Die Finnen sind bekannt für ihre Effizienz und organisatorischen Fähigkeiten. Kein Wunder also, dass in Finnland jährlich eine Gesamtauflage von rund 14 Millionen Kalendern gedruckt werden. Die Tradition der Namenstage, wobei jedem Kalendertag ein Name oder eine Reihe von Namen zugeordnet wird, ist tief in der finnischen Kultur verankert.
„Wenn man sich den finnischen Namenstag-Kalender anschaut, sieht man eine Zusammenfassung der finnischen Geschichte“, erläutert Minna Saarelma-Paukkala, die Leiterin der Almanach-Prüfungsstelle an der Universität Helsinki, die für die Koordinierung der Namenstage verantwortlich ist.
„Dieser Brauch geht auf das Mittelalter zurück. Aber es gibt auch einige Namen im Kalender aus vorchristlichen Zeiten wie Väinö; später kamen katholische, dann schwedische und eine Reihe von russischen Namen hinzu. Anschließend folgten finnische Namen aus der Zeit unseres nationalen Erwachens und dann alle möglichen neueren Namen, die von den jüngsten internationalen Trends beeinflusst sind.“
Ein Blick auf den Kalender
Die Bedeutung des Namenstags hat sich im Laufe der Jahrhunderte gewandelt und mit ihr auch die verschiedenen Bräuche, die sich mit ihm verknüpfen. Die Finnen stellen kein Namenstag-Bäumchen mehr auf den Tisch in der Hoffnung, unter ihm Geschenke zu finden. Sie errichten auch keinen verzierten Mast mehr im Garten oder Hinterhof. Dennoch besitzt die Tradition nach wie vor für viele Menschen eine besondere Bedeutung.

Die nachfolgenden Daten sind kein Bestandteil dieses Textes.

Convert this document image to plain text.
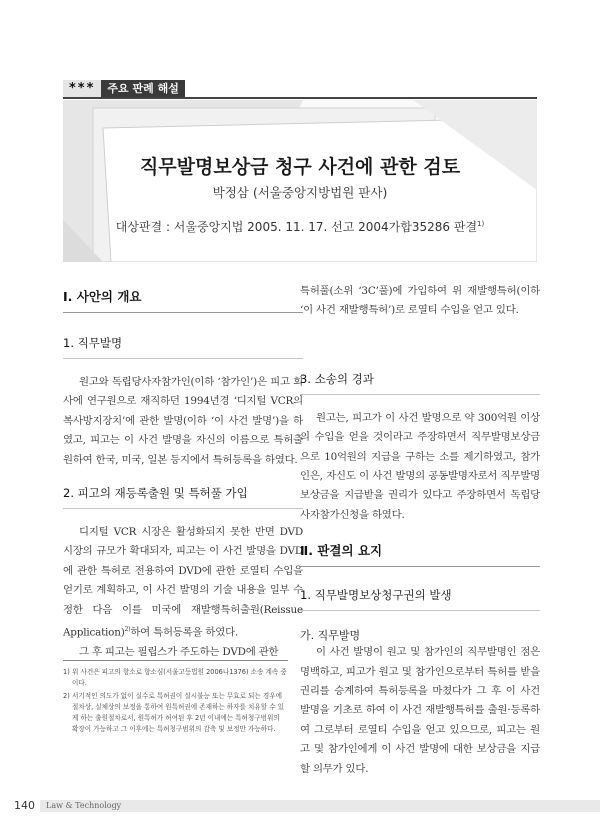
***	주요 판례 해설
직무발명보상금 청구 사건에 관한 검토
박정삼 (서울중앙지방법원 판사)
대상판결 : 서울중앙지법 2005. 11. 17. 선고 2004가합35286 판결$^{1)}$
Ⅰ. 사안의 개요
1. 직무발명

원고와 독립당사자참가인(이하 ‘참가인’)은 피고 회사에 연구원으로 재직하던 1994년경 ‘디지털 VCR의 복사방지장치’에 관한 발명(이하 ‘이 사건 발명’)을 하였고, 피고는 이 사건 발명을 자신의 이름으로 특허출원하여 한국, 미국, 일본 등지에서 특허등록을 하였다.

2. 피고의 재등록출원 및 특허풀 가입

디지털 VCR 시장은 활성화되지 못한 반면 DVD 시장의 규모가 확대되자, 피고는 이 사건 발명을 DVD에 관한 특허로 전용하여 DVD에 관한 로열티 수입을 얻기로 계획하고, 이 사건 발명의 기술 내용을 일부 수정한 다음 이를 미국에 재발행특허출원(Reissue Application)$^{2)}$하여 특허등록을 하였다.

그 후 피고는 필립스가 주도하는 DVD에 관한

특허풀(소위 ‘3C’풀)에 가입하여 위 재발행특허(이하 ‘이 사건 재발행특허’)로 로열티 수입을 얻고 있다.

3. 소송의 경과

원고는, 피고가 이 사건 발명으로 약 300억원 이상의 수입을 얻을 것이라고 주장하면서 직무발명보상금으로 10억원의 지급을 구하는 소를 제기하였고, 참가인은, 자신도 이 사건 발명의 공동발명자로서 직무발명보상금을 지급받을 권리가 있다고 주장하면서 독립당사자참가신청을 하였다.

Ⅱ. 판결의 요지
1. 직무발명보상청구권의 발생
가. 직무발명

이 사건 발명이 원고 및 참가인의 직무발명인 점은 명백하고, 피고가 원고 및 참가인으로부터 특허를 받을 권리를 승계하여 특허등록을 마쳤다가 그 후 이 사건 발명을 기초로 하여 이 사건 재발행특허를 출원·등록하여 그로부터 로열티 수입을 얻고 있으므로, 피고는 원고 및 참가인에게 이 사건 발명에 대한 보상금을 지급할 의무가 있다.

1) 위 사건은 피고의 항소로 항소심(서울고등법원 2006나1376) 소송 계속 중이다.
2) 서기적인 의도가 없이 실수로 특허권이 실시불능 또는 무효로 되는 경우에 절차상, 실체상의 보정을 통하여 원특허권에 존재하는 하자를 치유할 수 있게 하는 출원절차로서, 원특허가 허여된 후 2년 이내에는 특허청구범위의 확장이 가능하고 그 이후에는 특허청구범위의 감축 및 보정만 가능하다.
140 Law & Technology
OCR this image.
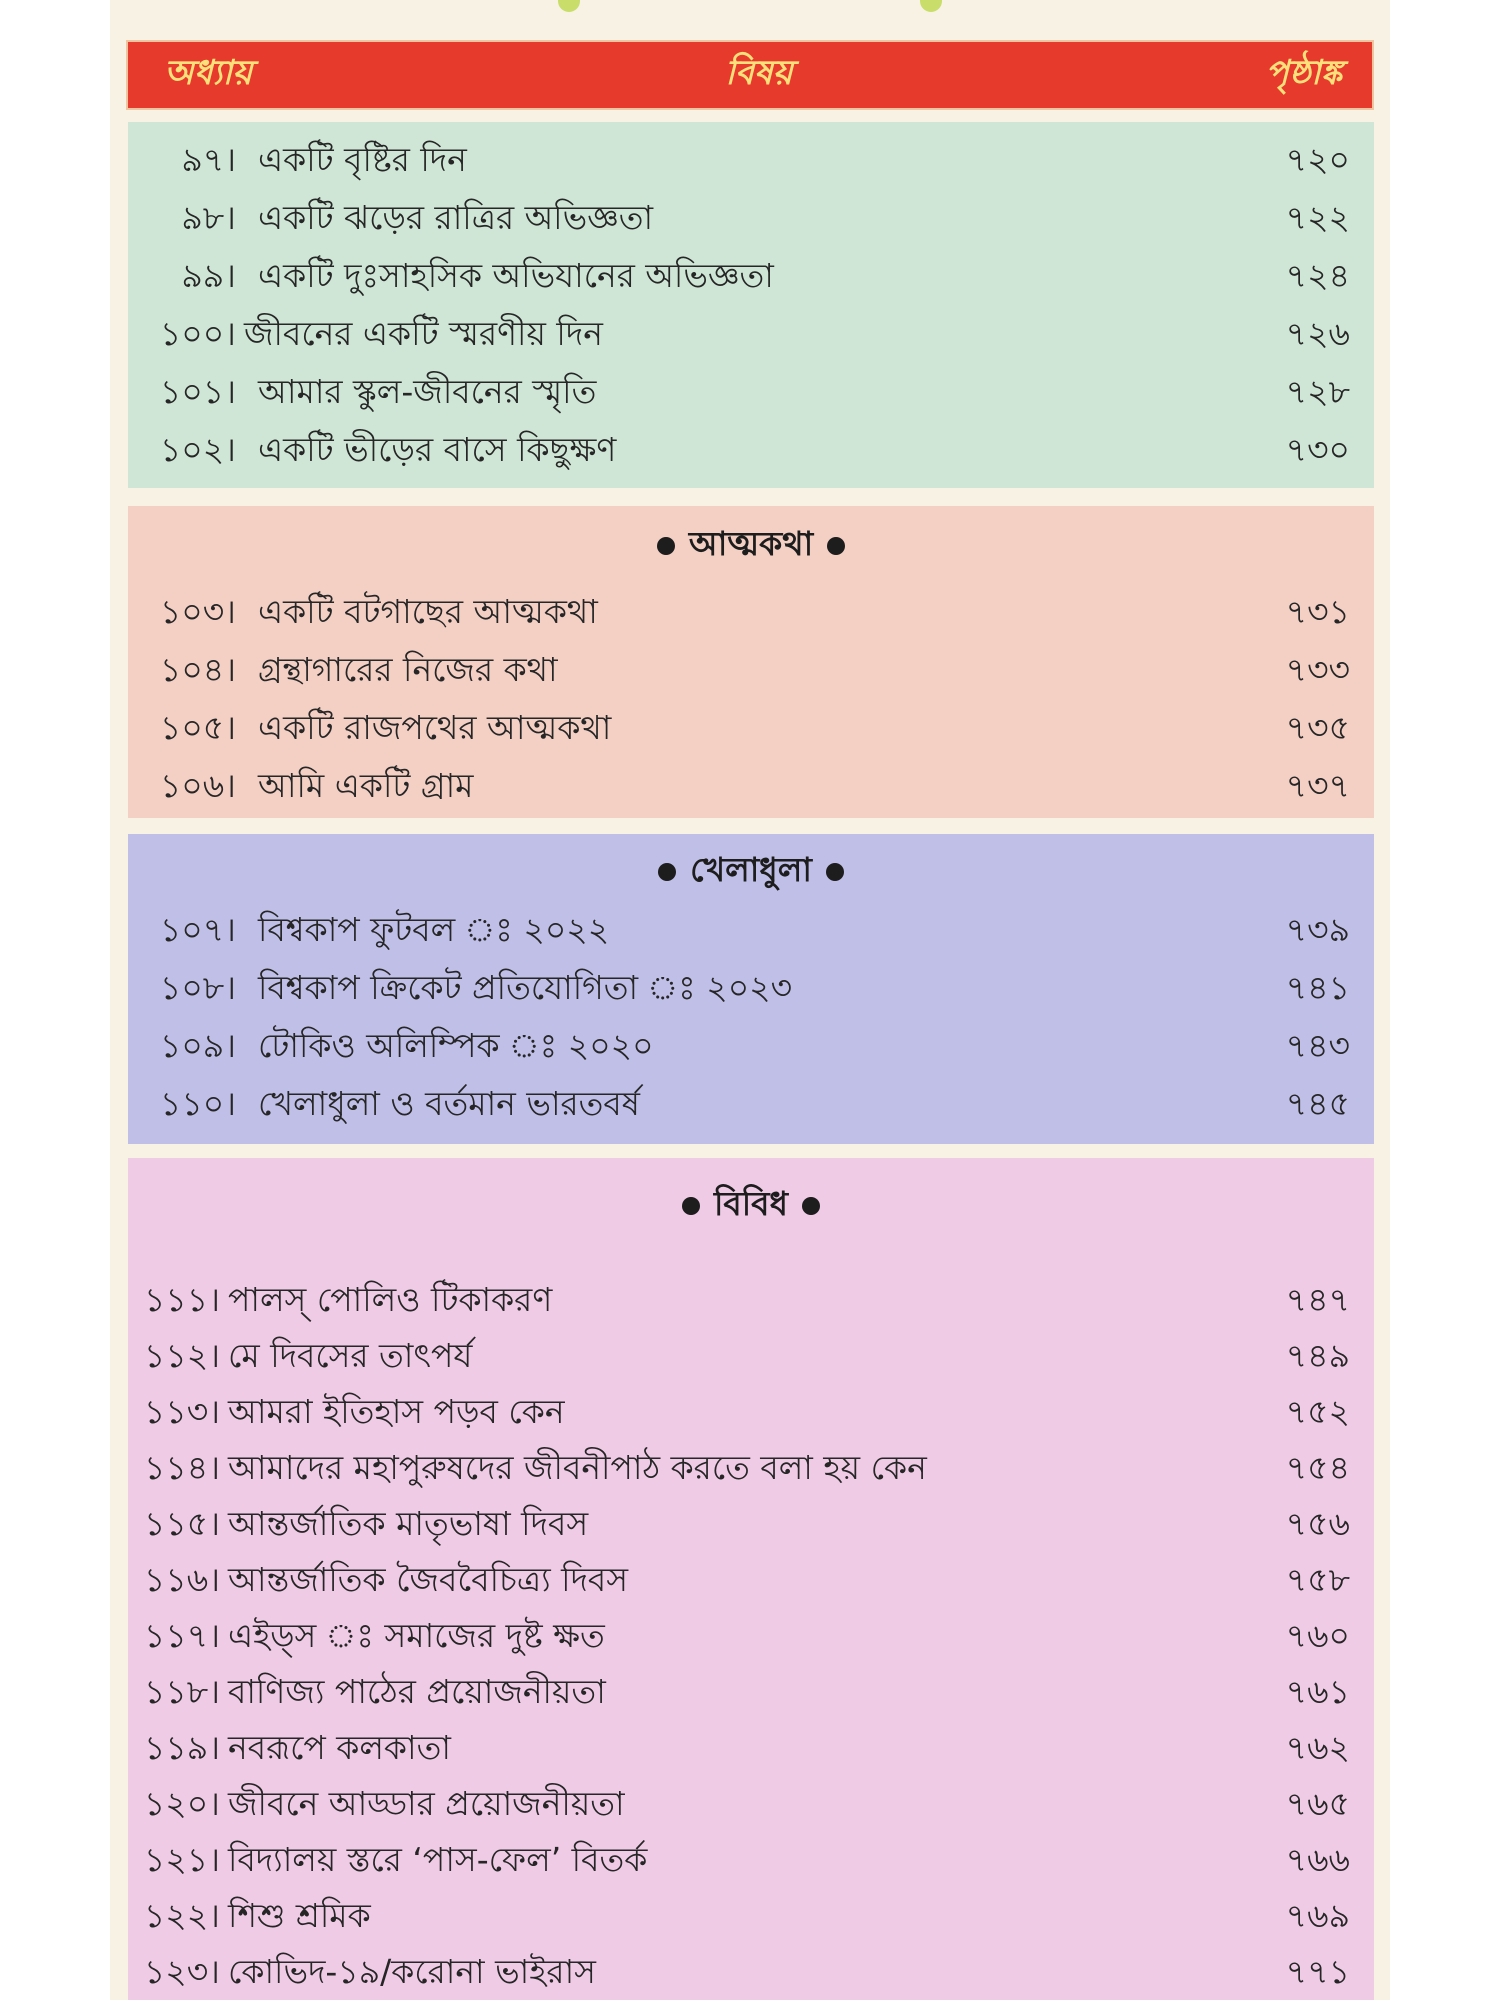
অধ্যায়	বিষয়	পৃষ্ঠাঙ্ক
৯৭। একটি বৃষ্টির দিন	৭২০
৯৮। একটি ঝড়ের রাত্রির অভিজ্ঞতা	৭২২
৯৯। একটি দুঃসাহসিক অভিযানের অভিজ্ঞতা	৭২৪
১০০। জীবনের একটি স্মরণীয় দিন	৭২৬
১০১। আমার স্কুল-জীবনের স্মৃতি	৭২৮
১০২। একটি ভীড়ের বাসে কিছুক্ষণ	৭৩০
আত্মকথা
১০৩। একটি বটগাছের আত্মকথা	৭৩১
১০৪। গ্রন্থাগারের নিজের কথা	৭৩৩
১০৫। একটি রাজপথের আত্মকথা	৭৩৫
১০৬। আমি একটি গ্রাম	৭৩৭
খেলাধুলা
১০৭। বিশ্বকাপ ফুটবল ঃ ২০২২	৭৩৯
১০৮। বিশ্বকাপ ক্রিকেট প্রতিযোগিতা ঃ ২০২৩	৭৪১
১০৯। টোকিও অলিম্পিক ঃ ২০২০	৭৪৩
১১০। খেলাধুলা ও বর্তমান ভারতবর্ষ	৭৪৫
বিবিধ
১১১। পালস্ পোলিও টিকাকরণ	৭৪৭
১১২। মে দিবসের তাৎপর্য	৭৪৯
১১৩। আমরা ইতিহাস পড়ব কেন	৭৫২
১১৪। আমাদের মহাপুরুষদের জীবনীপাঠ করতে বলা হয় কেন	৭৫৪
১১৫। আন্তর্জাতিক মাতৃভাষা দিবস	৭৫৬
১১৬। আন্তর্জাতিক জৈববৈচিত্র্য দিবস	৭৫৮
১১৭। এইড্‌স ঃ সমাজের দুষ্ট ক্ষত	৭৬০
১১৮। বাণিজ্য পাঠের প্রয়োজনীয়তা	৭৬১
১১৯। নবরূপে কলকাতা	৭৬২
১২০। জীবনে আড্ডার প্রয়োজনীয়তা	৭৬৫
১২১। বিদ্যালয় স্তরে ‘পাস-ফেল’ বিতর্ক	৭৬৬
১২২। শিশু শ্রমিক	৭৬৯
১২৩। কোভিদ-১৯/করোনা ভাইরাস	৭৭১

„Heutzutage gibt es vor allem eine Feier mit Kaffee und Kuchen“, sagt Saarelma-Paukkala. „Das ist auch gut so, weil einige Menschen ihren Geburtstage nicht feiern möchten, da ihnen das Älter-Werden nicht gefällt. Aber man ja kann immer noch seinen Namenstag feiern.“
Der finnische Namenstag-Kalender enthält derzeit 834 Namen; die Liste wird alle fünf Jahre aktualisiert. Das Hauptkriterium für die Aufnahme in den Kalender ist die Quantität, d.h. mindestens 500 Kinder müssen den gleichen Namen tragen.
Der Liste für das Jahr 2015 wurden eine Reihe von neuen Namen hinzugefügt, aber es wurden keine Namen aus dem Kalender entfernt. Die Popularität der Namen fluktuiere über die Jahre hinweg; viele seien nach einiger Zeit wieder beliebt, erklärt Saarelma-Paukkala. Außerdem sind bestimmte gängige Namen wie Matti Juhani, Anna und Maria bei Eltern stets begehrt.
Mannigfaltige Namenstage
Einige Finnen besitzen bis zu drei Namen. Emma und Onni – letzteres bedeutet „Glück“ – waren die beliebtesten Vornamen für Kinder, die 2013 in Finnland geboren wurden.
Bei den schwedischsprachigen Finnen standen Ellen und Emil im gleichen Jahr an der Spitze der Namensliste. (Finnland ist offiziell zweisprachig. Für 5,5 Prozent der Bevölkerung ist Schwedisch die Muttersprache.) Die Finnland-Schweden haben sogar einen eigenen Namenstag-Kalender, mit dem sie ihre schwedischen Vornamen feiern können.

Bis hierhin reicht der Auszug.